When temperature of wire increases
Positive ions gains internal energy and vibrate more
Frequency of collisions increase, resistance increases
More energy transferred when travelling through wire,
3 factors affecting resistance
Material of wire
Length of Wire
Cross sectional area
Thermistor
Electrical component made from semi conductor with negative temperature co - efficient.
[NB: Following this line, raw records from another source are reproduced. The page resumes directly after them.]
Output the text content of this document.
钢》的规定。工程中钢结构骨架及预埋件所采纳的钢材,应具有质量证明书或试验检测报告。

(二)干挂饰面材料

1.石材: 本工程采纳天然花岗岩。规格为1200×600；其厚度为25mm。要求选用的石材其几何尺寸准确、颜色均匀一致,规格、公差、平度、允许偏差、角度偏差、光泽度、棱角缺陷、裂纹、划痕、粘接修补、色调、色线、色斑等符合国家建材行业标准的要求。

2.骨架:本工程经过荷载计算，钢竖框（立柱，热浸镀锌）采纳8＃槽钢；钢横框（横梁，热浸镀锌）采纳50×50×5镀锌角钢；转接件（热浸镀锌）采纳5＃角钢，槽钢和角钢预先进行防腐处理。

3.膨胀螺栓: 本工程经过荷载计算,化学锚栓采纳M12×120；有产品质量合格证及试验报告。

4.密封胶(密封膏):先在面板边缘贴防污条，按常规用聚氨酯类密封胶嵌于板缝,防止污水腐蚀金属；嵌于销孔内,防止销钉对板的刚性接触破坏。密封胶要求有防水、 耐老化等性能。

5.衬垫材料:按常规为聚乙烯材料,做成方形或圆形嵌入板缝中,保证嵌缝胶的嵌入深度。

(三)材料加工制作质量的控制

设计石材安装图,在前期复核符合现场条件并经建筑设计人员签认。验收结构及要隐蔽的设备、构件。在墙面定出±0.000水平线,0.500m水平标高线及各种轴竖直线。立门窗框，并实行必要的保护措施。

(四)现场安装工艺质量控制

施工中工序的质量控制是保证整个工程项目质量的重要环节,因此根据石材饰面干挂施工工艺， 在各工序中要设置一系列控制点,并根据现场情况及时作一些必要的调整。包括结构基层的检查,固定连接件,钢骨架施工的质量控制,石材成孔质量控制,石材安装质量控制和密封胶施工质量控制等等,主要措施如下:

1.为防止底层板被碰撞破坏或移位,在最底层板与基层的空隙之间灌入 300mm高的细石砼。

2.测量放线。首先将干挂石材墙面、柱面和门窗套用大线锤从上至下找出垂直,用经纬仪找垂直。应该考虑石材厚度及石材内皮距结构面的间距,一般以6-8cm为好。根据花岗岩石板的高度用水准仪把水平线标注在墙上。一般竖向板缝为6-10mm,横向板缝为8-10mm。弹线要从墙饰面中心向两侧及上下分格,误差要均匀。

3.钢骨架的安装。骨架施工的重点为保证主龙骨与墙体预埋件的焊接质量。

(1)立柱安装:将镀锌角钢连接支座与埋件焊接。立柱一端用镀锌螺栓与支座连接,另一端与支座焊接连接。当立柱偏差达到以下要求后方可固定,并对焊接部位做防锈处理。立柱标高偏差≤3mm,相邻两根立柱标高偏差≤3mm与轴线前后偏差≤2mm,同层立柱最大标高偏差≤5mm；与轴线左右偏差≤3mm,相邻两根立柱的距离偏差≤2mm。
As temperature increases, resistance decreases
Resistivity Equation
R = pL / A
Internal Resistance
When there is a current in the power source, energy is lost which is transferred to heat.
EMF = terminal p.d + lost volts`
Potential Divider Equation
V out = (R2/ R1 + R2) x V in
Longitudinal Wave
Direction of movement is parallel to transfer of energy direction.
Transverse Waves
Direction of movement is perpendicular to transfer of energy direction.
Give examples of transvers waves
EM waves
Seismic Waves
Waves of surface of water
Example of longitudinal wave
Sound Waves
P - Waves
Define Progressive Waves
An oscillation that travels through matter
They all transfer energy
Wave speed equation
frequency x wavelength
frequency equation
1 / time
Phase Difference
The difference between displacements of particles along a wave.
Reflection
When a wave changes direction at a boundary.
Refraction
When a wave changes direction as it changes speed, passing from one medium to another.
When wave slows down wavelength…..
decreases
Diffraction
When waves pass through a gap or obstacle the waves will spread out.
Speed, wavelength, frequency remains same.
Polarisation
When the particles oscillate in only one direction.
Confined to a single plane.
Partial Polarisation
When transverse waves reflect off a surface, they become partially polarised.
Which type of wave is already polarised
Longitudinal Wave
Intensity
The power passing through a surface per unit area.
I = P/A
What is intensity proportional to?
( Amplitude )^2
what is c equal to
3 x 10 ^ 8
Refractive Index equations ( 3 )
n = c / v
n = 1/sin c
n1 sin theta 1 = n2 sin theta2
Total Internal Reflection
When a light ray strikes a boundary at a larger angle to the normal, it will be totally internally reflected.
What are the two conditions for TIR
The light must be travelling through a medium with a higher refractive index as it hits the boundary
The angle at which it hits must be higher than the critical angle.
Principle of superposition of waves
When two or more waves cross at a point, the displacement at that point is equal to the sum of displacements of the individual waves.
Constructive interference
For two waves in phase, the maximum positive displacements add together.
Destructive Interference
For two waves in antiphase, the maximum and minimum of each wave form a smaller waves
Coherence
When waves emitted from two sources have a constant phase difference.
Must have same frequency
Path Difference
The distance a wave has travelled from its source to any point the wave.
Distance - m
Phase Difference
The difference between two waves when they pass the same point.
Degrees / Radians
Youngs double slit formula
lambda = ax / D D = distance from slit to screen x = width of light ray a = gap between the slits
Stationary Waves
Formed when two waves with the same frequency and amplitude traveling towards each other are superposed
Node
The two waves cross at the middle when displacement is equal to 0
Antinode
The waves meet at maximum displacement.
Energy transfer in progressive waves vs stationary waves
Progressive - Energy transferred in the direction of the waves
Stationary - No net energy transfer
Wavelength in progressive waves vs stationary waves
Progressive - Minimum distance between two adjacent points in phase
Stationary - Twice the distance of two adjacent nodes.